L’incidenza del fototipo nel nostro gruppo di studio (Fig. 6) ha mostrato una maggiore frequenza di soggetti con Fototipo 2  (pelle chiara, elevata sensibilità alle radiazioni UV, occhi chiari, capelli biondi, presenza di lentigini), confermando una maggiore suscettibilità al rischio di lesioni pigmentate della pelle in soggetti con minore quantità di melanina. La melanina, infatti  costituisce una sorta di schermo protettivo che funge da filtro, assorbendo e respingendo parte delle radiazioni solari e neutralizzando la produzione di radicali liberi che si formano in risposta alla stimolazione da parte dei raggi UV (29).

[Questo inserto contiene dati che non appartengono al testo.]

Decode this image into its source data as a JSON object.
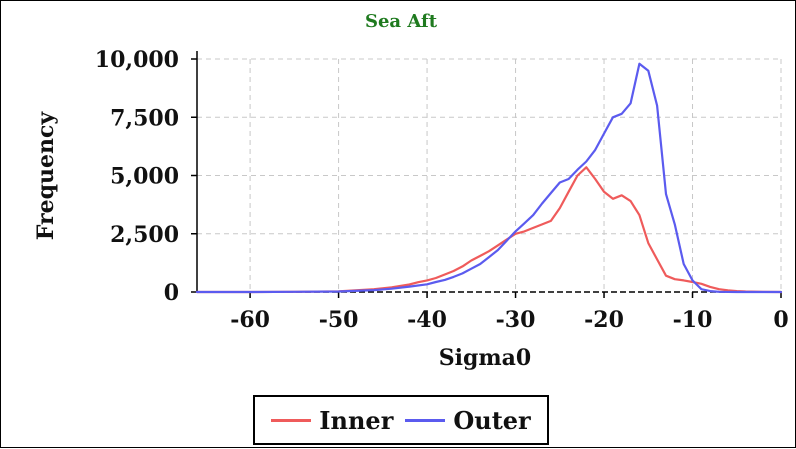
{
  "chart_data": {
    "type": "line",
    "title": "Sea Aft",
    "title_color": "#1f7a1f",
    "xlabel": "Sigma0",
    "ylabel": "Frequency",
    "xlim": [
      -66,
      0
    ],
    "ylim": [
      0,
      10000
    ],
    "x_ticks": [
      -60,
      -50,
      -40,
      -30,
      -20,
      -10,
      0
    ],
    "x_tick_labels": [
      "-60",
      "-50",
      "-40",
      "-30",
      "-20",
      "-10",
      "0"
    ],
    "y_ticks": [
      0,
      2500,
      5000,
      7500,
      10000
    ],
    "y_tick_labels": [
      "0",
      "2,500",
      "5,000",
      "7,500",
      "10,000"
    ],
    "grid": true,
    "legend_position": "bottom",
    "series": [
      {
        "name": "Inner",
        "color": "#ef5b5b",
        "x": [
          -66,
          -60,
          -55,
          -50,
          -46,
          -44,
          -42,
          -41,
          -40,
          -39,
          -38,
          -37,
          -36,
          -35,
          -34,
          -33,
          -32,
          -31,
          -30,
          -29,
          -28,
          -27,
          -26,
          -25,
          -24,
          -23,
          -22,
          -21,
          -20,
          -19,
          -18,
          -17,
          -16,
          -15,
          -14,
          -13,
          -12,
          -11,
          -10,
          -9,
          -8,
          -7,
          -6,
          -5,
          -4,
          -2,
          0
        ],
        "y": [
          0,
          0,
          10,
          30,
          120,
          200,
          320,
          420,
          500,
          600,
          750,
          900,
          1100,
          1350,
          1550,
          1750,
          2000,
          2250,
          2500,
          2600,
          2750,
          2900,
          3050,
          3600,
          4300,
          5000,
          5350,
          4850,
          4300,
          4000,
          4150,
          3900,
          3300,
          2100,
          1400,
          700,
          550,
          500,
          430,
          350,
          220,
          120,
          70,
          40,
          20,
          5,
          0
        ]
      },
      {
        "name": "Outer",
        "color": "#5b5bef",
        "x": [
          -66,
          -60,
          -55,
          -50,
          -46,
          -44,
          -42,
          -40,
          -39,
          -38,
          -37,
          -36,
          -35,
          -34,
          -33,
          -32,
          -31,
          -30,
          -29,
          -28,
          -27,
          -26,
          -25,
          -24,
          -23,
          -22,
          -21,
          -20,
          -19,
          -18,
          -17,
          -16,
          -15,
          -14,
          -13,
          -12,
          -11,
          -10,
          -9,
          -8,
          -7,
          -5,
          -2,
          0
        ],
        "y": [
          0,
          0,
          10,
          20,
          80,
          140,
          230,
          330,
          430,
          520,
          650,
          800,
          1000,
          1200,
          1500,
          1800,
          2200,
          2600,
          2950,
          3300,
          3800,
          4250,
          4700,
          4850,
          5250,
          5600,
          6100,
          6800,
          7500,
          7650,
          8100,
          9800,
          9500,
          8000,
          4200,
          2900,
          1200,
          500,
          120,
          40,
          10,
          0,
          0,
          0
        ]
      }
    ]
  }
}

I risultati del rischio oncologico (Fig. 7) hanno riportato una maggiore incidenza di rischio medio-basso (N: 2-3) nella coorte analizzata, supportando i modesti risultati termografici osservati e prima citati, e consentendoci di continuare l’osservazione dell’evoluzione delle lesioni pigmentate della pelle e/o una loro indagine istologica.

La distribuzione totale delle lesioni recanti atipie morfologiche ed approfondite con analisi termografica ha riportato una maggiore frequenza nella zona del dorso, del viso e del collo (Fig. 8) concordando con recenti studi, secondo cui le lesioni della pelle a maggior rischio sono localizzate su dorso, viso e collo, gambe e braccia (30),(31). Quest’ultimo distretto, inoltre è risultato essere al 100% ipertermico in tutti i soggetti analizzati nel nostro studio.  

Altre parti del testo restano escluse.